A growing group of ‘firsts’
According to Harris, Carson is among an ever-growing number of “firsts” as more and more Latter-day Saint women take up careers as chaplains.
“In 1989, it was just me,” she said, “and, by the early ‘90s, there was a handful.” Today, more than 40 Latter-day Saint women work as chaplains, she said, and “it’s gaining steam.”
This growth is reflected in Harris’ own changing title. Just this week she became the team lead of the church’s Chaplain Services, responsible for overseeing the application and endorsement process. This follows an assignment given a few weeks ago as chair of the brand-new Chaplain Advisory Committee, dedicated to mentoring, advocating for and training Latter-day Saint chaplains.

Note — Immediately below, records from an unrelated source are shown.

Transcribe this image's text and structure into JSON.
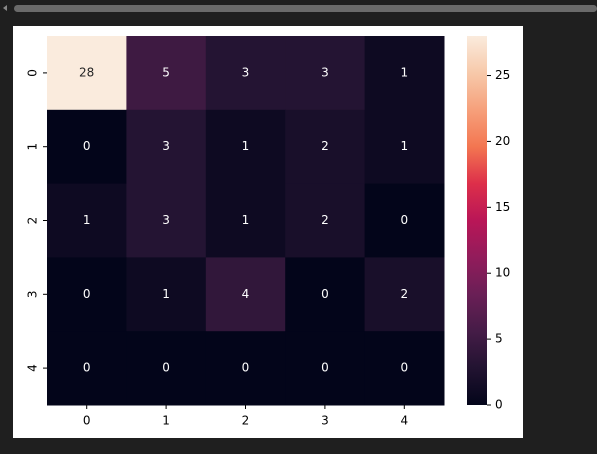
{
  "chart_data": {
    "type": "heatmap",
    "x": [
      "0",
      "1",
      "2",
      "3",
      "4"
    ],
    "y": [
      "0",
      "1",
      "2",
      "3",
      "4"
    ],
    "values": [
      [
        28,
        5,
        3,
        3,
        1
      ],
      [
        0,
        3,
        1,
        2,
        1
      ],
      [
        1,
        3,
        1,
        2,
        0
      ],
      [
        0,
        1,
        4,
        0,
        2
      ],
      [
        0,
        0,
        0,
        0,
        0
      ]
    ],
    "colormap": "rocket",
    "clim": [
      0,
      28
    ],
    "cticks": [
      0,
      5,
      10,
      15,
      20,
      25
    ]
  }
}
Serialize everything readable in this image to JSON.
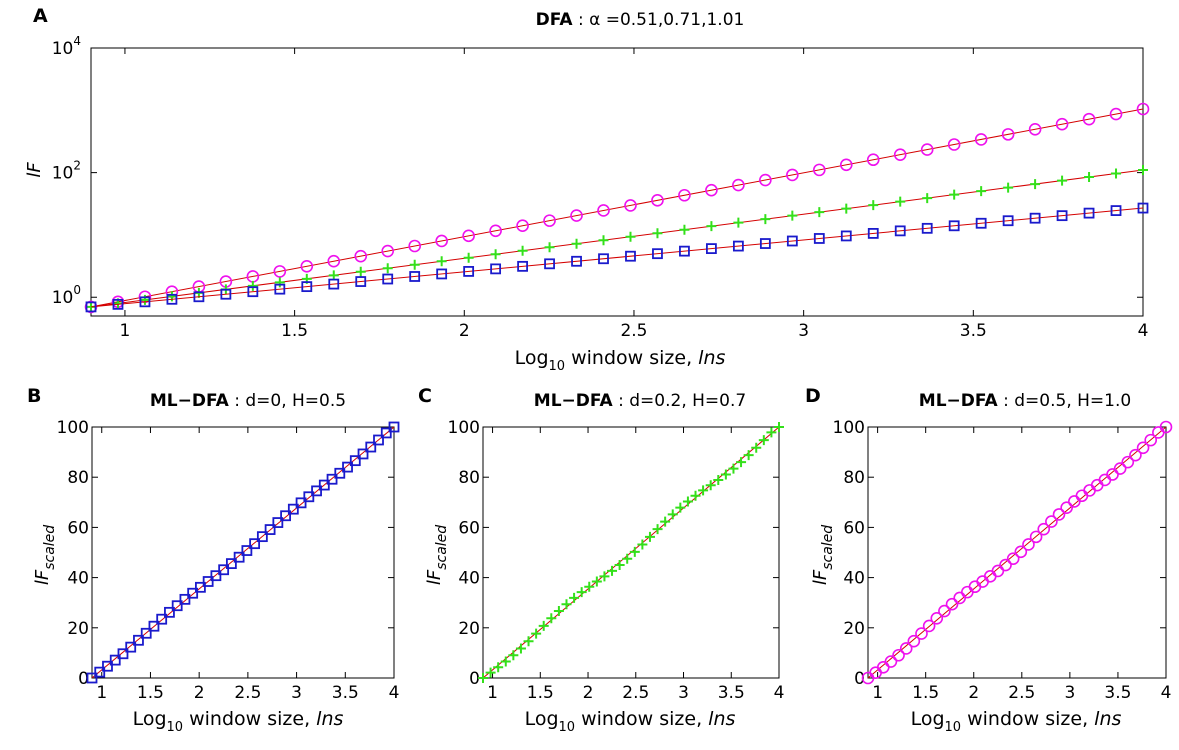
{
  "colors": {
    "blue": "#1a1acc",
    "green": "#33e01a",
    "magenta": "#ee11ee",
    "fit": "#d40000",
    "axis": "#000000"
  },
  "panels": {
    "A": {
      "letter": "A",
      "title_bold": "DFA",
      "title_rest": " : α =0.51,0.71,1.01",
      "ylabel": "lF",
      "xlabel_pre": "Log",
      "xlabel_sub": "10",
      "xlabel_post": " window size, ",
      "xlabel_it": "lns"
    },
    "B": {
      "letter": "B",
      "title_bold": "ML−DFA",
      "title_rest": " : d=0, H=0.5",
      "ylabel_main": "lF",
      "ylabel_sub": "scaled",
      "xlabel_pre": "Log",
      "xlabel_sub": "10",
      "xlabel_post": " window size, ",
      "xlabel_it": "lns"
    },
    "C": {
      "letter": "C",
      "title_bold": "ML−DFA",
      "title_rest": " : d=0.2, H=0.7",
      "ylabel_main": "lF",
      "ylabel_sub": "scaled",
      "xlabel_pre": "Log",
      "xlabel_sub": "10",
      "xlabel_post": " window size, ",
      "xlabel_it": "lns"
    },
    "D": {
      "letter": "D",
      "title_bold": "ML−DFA",
      "title_rest": " : d=0.5, H=1.0",
      "ylabel_main": "lF",
      "ylabel_sub": "scaled",
      "xlabel_pre": "Log",
      "xlabel_sub": "10",
      "xlabel_post": " window size, ",
      "xlabel_it": "lns"
    }
  },
  "chart_data": [
    {
      "panel": "A",
      "type": "scatter",
      "title": "DFA : α =0.51,0.71,1.01",
      "xlabel": "Log10 window size, lns",
      "ylabel": "lF",
      "xlim": [
        0.9,
        4
      ],
      "ylim": [
        0.5,
        10000
      ],
      "yscale": "log",
      "xticks": [
        1,
        1.5,
        2,
        2.5,
        3,
        3.5,
        4
      ],
      "xtick_labels": [
        "1",
        "1.5",
        "2",
        "2.5",
        "3",
        "3.5",
        "4"
      ],
      "yticks": [
        1,
        100,
        10000
      ],
      "ytick_labels": [
        "10^0",
        "10^2",
        "10^4"
      ],
      "series": [
        {
          "color": "magenta",
          "marker": "circle",
          "x_start": 0.9,
          "x_end": 4,
          "points": 40,
          "y_start": 0.7,
          "y_end": 1050,
          "fit": true
        },
        {
          "color": "green",
          "marker": "plus",
          "x_start": 0.9,
          "x_end": 4,
          "points": 40,
          "y_start": 0.7,
          "y_end": 110,
          "fit": true
        },
        {
          "color": "blue",
          "marker": "square",
          "x_start": 0.9,
          "x_end": 4,
          "points": 40,
          "y_start": 0.7,
          "y_end": 27,
          "fit": true
        }
      ]
    },
    {
      "panel": "B",
      "type": "scatter",
      "title": "ML−DFA : d=0, H=0.5",
      "xlabel": "Log10 window size, lns",
      "ylabel": "lF scaled",
      "xlim": [
        0.9,
        4
      ],
      "ylim": [
        0,
        100
      ],
      "xticks": [
        1,
        1.5,
        2,
        2.5,
        3,
        3.5,
        4
      ],
      "xtick_labels": [
        "1",
        "1.5",
        "2",
        "2.5",
        "3",
        "3.5",
        "4"
      ],
      "yticks": [
        0,
        20,
        40,
        60,
        80,
        100
      ],
      "ytick_labels": [
        "0",
        "20",
        "40",
        "60",
        "80",
        "100"
      ],
      "series": [
        {
          "color": "blue",
          "marker": "square",
          "x_start": 0.9,
          "x_end": 4,
          "points": 40,
          "y_start": 0,
          "y_end": 100,
          "fit": true
        }
      ]
    },
    {
      "panel": "C",
      "type": "scatter",
      "title": "ML−DFA : d=0.2, H=0.7",
      "xlabel": "Log10 window size, lns",
      "ylabel": "lF scaled",
      "xlim": [
        0.9,
        4
      ],
      "ylim": [
        0,
        100
      ],
      "xticks": [
        1,
        1.5,
        2,
        2.5,
        3,
        3.5,
        4
      ],
      "xtick_labels": [
        "1",
        "1.5",
        "2",
        "2.5",
        "3",
        "3.5",
        "4"
      ],
      "yticks": [
        0,
        20,
        40,
        60,
        80,
        100
      ],
      "ytick_labels": [
        "0",
        "20",
        "40",
        "60",
        "80",
        "100"
      ],
      "series": [
        {
          "color": "green",
          "marker": "plus",
          "x_start": 0.9,
          "x_end": 4,
          "points": 40,
          "y_start": 0,
          "y_end": 100,
          "fit": true
        }
      ]
    },
    {
      "panel": "D",
      "type": "scatter",
      "title": "ML−DFA : d=0.5, H=1.0",
      "xlabel": "Log10 window size, lns",
      "ylabel": "lF scaled",
      "xlim": [
        0.9,
        4
      ],
      "ylim": [
        0,
        100
      ],
      "xticks": [
        1,
        1.5,
        2,
        2.5,
        3,
        3.5,
        4
      ],
      "xtick_labels": [
        "1",
        "1.5",
        "2",
        "2.5",
        "3",
        "3.5",
        "4"
      ],
      "yticks": [
        0,
        20,
        40,
        60,
        80,
        100
      ],
      "ytick_labels": [
        "0",
        "20",
        "40",
        "60",
        "80",
        "100"
      ],
      "series": [
        {
          "color": "magenta",
          "marker": "circle",
          "x_start": 0.9,
          "x_end": 4,
          "points": 40,
          "y_start": 0,
          "y_end": 100,
          "fit": true
        }
      ]
    }
  ]
}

Remembering those who went before
Among those newcomers Harris cited is Dawn Dimick, the first woman to enroll as a graduate military chaplaincy student at church-owned Brigham Young University.
As someone working to map out the history of Latter-day Saint women in chaplaincy, Dimick is wary of the term “first,” which she fears overlooks the groundwork generations of largely forgotten women have laid to make opportunities like hers and Carson’s possible.
One particular hero of hers is Maud May Babcock, a Latter-day Saint who in the 1940s became the first woman to serve as a chaplain in the Utah Senate. In doing so, she became the first female chaplain in U.S. history to serve in a state Senate.
Dimick also noted that the U.S. Army, the branch of the military she is most familiar with, didn’t allow for female chaplains until 1974.
Instead, Latter-day Saint women — some of whom she’s been able to interview as part of her research — “honored their call to ministry” as so-called religious affairs specialists, a title that was open to women.
“What I’m trying to reclaim,” Dimick said, “is lineage.”
One striking theme to emerge from this work is the sense of spiritual determination and agency these women have exemplified even when their choices were constrained.
“As much as there are challenges that come with being women in systems mostly run by men,” Dimick said, “there are also opportunities for women for a deeper relationship with God and community. That seems to be the shared thread that connects us Latter-day Saint women to one another and to these women in the past.”
Carson echoed this sentiment, saying that more than anything else she hopes that recent policy changes will make it easier for women to “fulfill their personal revelation” from God and “follow their vocation.”